Non ha mai parlato d’amore. Speranza, desiderio, sì. Mai amore. 

Si avvicina a una scatolina di legno, abbandonata sul tavolino davanti al divano, il rumore ricorda il tic delle gocce che scivolano dal rubinetto. Tira fuori un ciuccio rosso.

«Mi sono immaginata madre di una ragazzina.» 

Quasi me la immagino. Dalia, intenta a scrutare tra le vetrine dei negozi, mentre un mostriciattolo dai capelli castani le stringe una mano. Cerca di attirare la sua attenzione ed è pronta a urlare pur di avere sua madre tutta per sé. La disperazione come tattica.

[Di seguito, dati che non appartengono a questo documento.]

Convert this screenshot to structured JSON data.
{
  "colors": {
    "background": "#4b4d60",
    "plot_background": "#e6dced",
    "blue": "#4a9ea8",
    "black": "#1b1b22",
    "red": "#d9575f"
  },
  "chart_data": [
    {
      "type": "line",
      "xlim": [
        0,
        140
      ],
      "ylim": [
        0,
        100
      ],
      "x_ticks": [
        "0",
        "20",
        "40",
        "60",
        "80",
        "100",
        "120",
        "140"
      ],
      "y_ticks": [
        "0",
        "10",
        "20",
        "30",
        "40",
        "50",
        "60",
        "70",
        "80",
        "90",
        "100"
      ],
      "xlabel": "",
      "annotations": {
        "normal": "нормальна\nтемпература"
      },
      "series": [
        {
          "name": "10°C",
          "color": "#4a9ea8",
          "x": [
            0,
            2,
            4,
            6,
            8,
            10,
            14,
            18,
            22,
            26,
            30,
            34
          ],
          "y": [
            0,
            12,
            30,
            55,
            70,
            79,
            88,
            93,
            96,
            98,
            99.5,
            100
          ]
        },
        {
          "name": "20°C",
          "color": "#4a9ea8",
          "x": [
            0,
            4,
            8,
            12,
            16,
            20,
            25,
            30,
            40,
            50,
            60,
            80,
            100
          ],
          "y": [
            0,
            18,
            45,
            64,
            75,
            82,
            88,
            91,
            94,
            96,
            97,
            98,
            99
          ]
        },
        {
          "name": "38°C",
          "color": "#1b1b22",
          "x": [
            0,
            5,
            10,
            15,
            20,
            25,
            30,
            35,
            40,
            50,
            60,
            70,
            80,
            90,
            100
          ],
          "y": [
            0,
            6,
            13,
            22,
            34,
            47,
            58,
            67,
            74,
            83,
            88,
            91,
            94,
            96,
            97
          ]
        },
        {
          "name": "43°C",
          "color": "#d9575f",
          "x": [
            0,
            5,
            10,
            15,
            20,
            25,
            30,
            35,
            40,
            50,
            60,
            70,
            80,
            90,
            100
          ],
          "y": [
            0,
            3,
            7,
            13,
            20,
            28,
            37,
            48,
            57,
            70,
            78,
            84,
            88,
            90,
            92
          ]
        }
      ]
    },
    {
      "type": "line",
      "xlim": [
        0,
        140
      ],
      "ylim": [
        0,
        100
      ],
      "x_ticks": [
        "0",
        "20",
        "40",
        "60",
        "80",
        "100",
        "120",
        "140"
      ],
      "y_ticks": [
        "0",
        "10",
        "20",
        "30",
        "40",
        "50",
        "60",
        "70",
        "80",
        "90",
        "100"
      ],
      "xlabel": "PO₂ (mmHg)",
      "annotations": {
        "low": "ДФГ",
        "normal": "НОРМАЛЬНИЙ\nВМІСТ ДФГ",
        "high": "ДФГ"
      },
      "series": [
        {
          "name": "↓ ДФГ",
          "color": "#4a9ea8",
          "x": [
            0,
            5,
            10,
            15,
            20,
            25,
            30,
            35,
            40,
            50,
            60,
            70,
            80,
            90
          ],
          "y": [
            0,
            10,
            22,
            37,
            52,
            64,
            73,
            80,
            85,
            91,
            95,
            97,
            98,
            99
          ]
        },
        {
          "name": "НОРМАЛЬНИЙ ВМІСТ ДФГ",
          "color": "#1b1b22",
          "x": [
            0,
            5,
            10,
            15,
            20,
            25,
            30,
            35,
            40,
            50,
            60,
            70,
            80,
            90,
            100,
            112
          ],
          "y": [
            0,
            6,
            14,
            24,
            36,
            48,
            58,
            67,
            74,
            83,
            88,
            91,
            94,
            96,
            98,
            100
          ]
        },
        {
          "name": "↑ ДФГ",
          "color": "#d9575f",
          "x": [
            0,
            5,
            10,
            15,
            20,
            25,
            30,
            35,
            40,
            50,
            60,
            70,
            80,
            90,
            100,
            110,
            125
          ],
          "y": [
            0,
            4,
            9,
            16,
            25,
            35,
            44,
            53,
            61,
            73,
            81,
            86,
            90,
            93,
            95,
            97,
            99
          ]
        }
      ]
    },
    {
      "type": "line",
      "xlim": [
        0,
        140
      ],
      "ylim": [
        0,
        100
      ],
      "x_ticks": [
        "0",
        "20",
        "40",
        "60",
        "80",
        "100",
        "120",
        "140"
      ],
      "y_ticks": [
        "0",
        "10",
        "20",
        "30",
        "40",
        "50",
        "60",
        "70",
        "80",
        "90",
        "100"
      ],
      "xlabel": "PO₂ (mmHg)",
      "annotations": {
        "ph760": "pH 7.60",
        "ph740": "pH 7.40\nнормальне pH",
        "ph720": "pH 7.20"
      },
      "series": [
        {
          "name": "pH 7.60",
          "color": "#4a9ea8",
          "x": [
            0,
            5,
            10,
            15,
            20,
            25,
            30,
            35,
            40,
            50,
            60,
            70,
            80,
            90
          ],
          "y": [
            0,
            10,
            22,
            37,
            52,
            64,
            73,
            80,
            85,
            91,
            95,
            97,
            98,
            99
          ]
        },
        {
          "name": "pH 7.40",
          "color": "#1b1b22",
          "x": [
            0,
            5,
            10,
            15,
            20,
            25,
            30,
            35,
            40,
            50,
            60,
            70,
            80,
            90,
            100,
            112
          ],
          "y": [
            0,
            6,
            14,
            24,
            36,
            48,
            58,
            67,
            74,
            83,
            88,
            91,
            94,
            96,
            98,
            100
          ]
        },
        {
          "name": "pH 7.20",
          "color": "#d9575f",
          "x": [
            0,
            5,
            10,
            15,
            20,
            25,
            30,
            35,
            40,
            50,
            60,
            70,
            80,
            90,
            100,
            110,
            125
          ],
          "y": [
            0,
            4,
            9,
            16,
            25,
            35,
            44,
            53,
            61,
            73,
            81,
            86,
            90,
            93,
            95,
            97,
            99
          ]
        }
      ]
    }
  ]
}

Ma Dalia inizia a piangere. «Davvero divertente, ho odiato così tanto il ciclo che alla fine mi è successo veramente, è saltato proprio a me.»

«Hai pur sempre quarantadue anni… Magari è solo stress.»

«È che avevo come un presentimento. Uscita dal lavoro, mi sono fermata nella farmacia qui sotto e ho comprato un test di gravidanza. Tornata a casa, ho scoperto di essere incinta e ho prenotato una visita dalla ginecologa. È tra qualche giorno, ma ormai è inutile…»

«Non capisco.»

«È inutile perché ho ancora le mie cose…»

Un promemoria lì a ricordarle che ha fallito come madre, prima ancora di iniziare.

Vuol dire che non è il momento. Vuol dire che andrà bene così, in ogni caso. Vuol dire che l’amore può moltiplicarsi in altre forme. Una donna a metà ha pur sempre il coraggio che serve necessariamente per amarsi, per perdersi.

Due lineette.

Errore.

Dalia non è incinta.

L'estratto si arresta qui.